Surely there are many other children’s stories which readers of all ages would appreciate. One such classic that comes to mind is The Little Prince. In Antoine de Saint-Exupéry’s bestselling parable, a pilot crashes in the Sahara desert and meets a small boy who, through his stories and questions, conveys some very important life lessons. The Little Prince (who has a starkly different personality from Calvin’s) has a quality that most people lose as they grow up: Imagination. This idea surfaces in the novella through several different stories and metaphors.

From the beginning of the story, The Little Prince is about seeing deeper. It opens with the author describing how, as a child, he enjoyed drawing an elephant inside a snake. All of the adults in his life were able to see only the outer surface of the drawing, and thought that it was a illustration of a hat. But the Little Prince comprehends the truth, even if the latter is not provable scientifically. This is a major lesson in the story, which, along with its other morals, makes The Little Prince a gem from start to finish.

The Little Prince touches on many important messages, and is impressively profound in all of them. It is softly critical of how “grown-ups” are interested only in quantifying issues and analyzing people on a superficial level, without actually caring about what really matters. The pilot learns how children like the Little Prince look up in wonder at the world, rather than looking down at their newspapers or their work (translate to today: looking down at their electronic devices). The boy describes his devotion to his flower on his home planet, and how love is something that requires work and is hard to attain. The characters even deal with the difficult subject of death, and how to possibly view the latter in a positive way.
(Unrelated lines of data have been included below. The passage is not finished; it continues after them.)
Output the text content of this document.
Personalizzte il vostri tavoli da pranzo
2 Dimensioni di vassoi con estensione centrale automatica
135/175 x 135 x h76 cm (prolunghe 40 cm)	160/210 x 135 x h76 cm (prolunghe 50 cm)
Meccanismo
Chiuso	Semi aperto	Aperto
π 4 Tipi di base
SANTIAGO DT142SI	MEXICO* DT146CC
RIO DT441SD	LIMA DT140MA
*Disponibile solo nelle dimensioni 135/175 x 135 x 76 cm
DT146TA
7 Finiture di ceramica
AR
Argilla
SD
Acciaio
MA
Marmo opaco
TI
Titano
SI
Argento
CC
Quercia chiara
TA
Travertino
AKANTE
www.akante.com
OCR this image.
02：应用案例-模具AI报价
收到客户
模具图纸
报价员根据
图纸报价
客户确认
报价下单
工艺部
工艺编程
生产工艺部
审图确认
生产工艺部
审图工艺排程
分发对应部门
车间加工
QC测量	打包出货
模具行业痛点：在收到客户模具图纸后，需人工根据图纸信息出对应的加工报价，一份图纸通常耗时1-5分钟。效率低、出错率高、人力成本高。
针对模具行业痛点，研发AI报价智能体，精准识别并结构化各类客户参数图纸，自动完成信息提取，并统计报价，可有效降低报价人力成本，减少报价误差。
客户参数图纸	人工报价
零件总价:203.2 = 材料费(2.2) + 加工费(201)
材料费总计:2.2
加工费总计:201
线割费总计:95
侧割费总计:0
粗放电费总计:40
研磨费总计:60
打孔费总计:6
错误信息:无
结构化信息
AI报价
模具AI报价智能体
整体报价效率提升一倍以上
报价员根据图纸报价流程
This novella is not so long. It is significantly shorter than Calvin and Hobbes. Even if read slowly (which it should be), The Little Prince for an average-paced reader should take only two or three hours to finish. The fox, perhaps the most interesting character in The Little Prince, shows up only near the end. If for nothing else, it is worth reading the entire story just for his famous lines (for example, “One sees clearly only with the heart”). Saint-Exupéry’s subtle but pretty drawings, which are printed in almost any edition, add to the emotion and wonder of the parable.

The Little Prince would consider me a misguided grown-up for trying to categorize and explain why he is amazing. So I’ll stop here. But I implore all to read the story and be inspired, to recapture that childlike sense of wonder, and to imagine.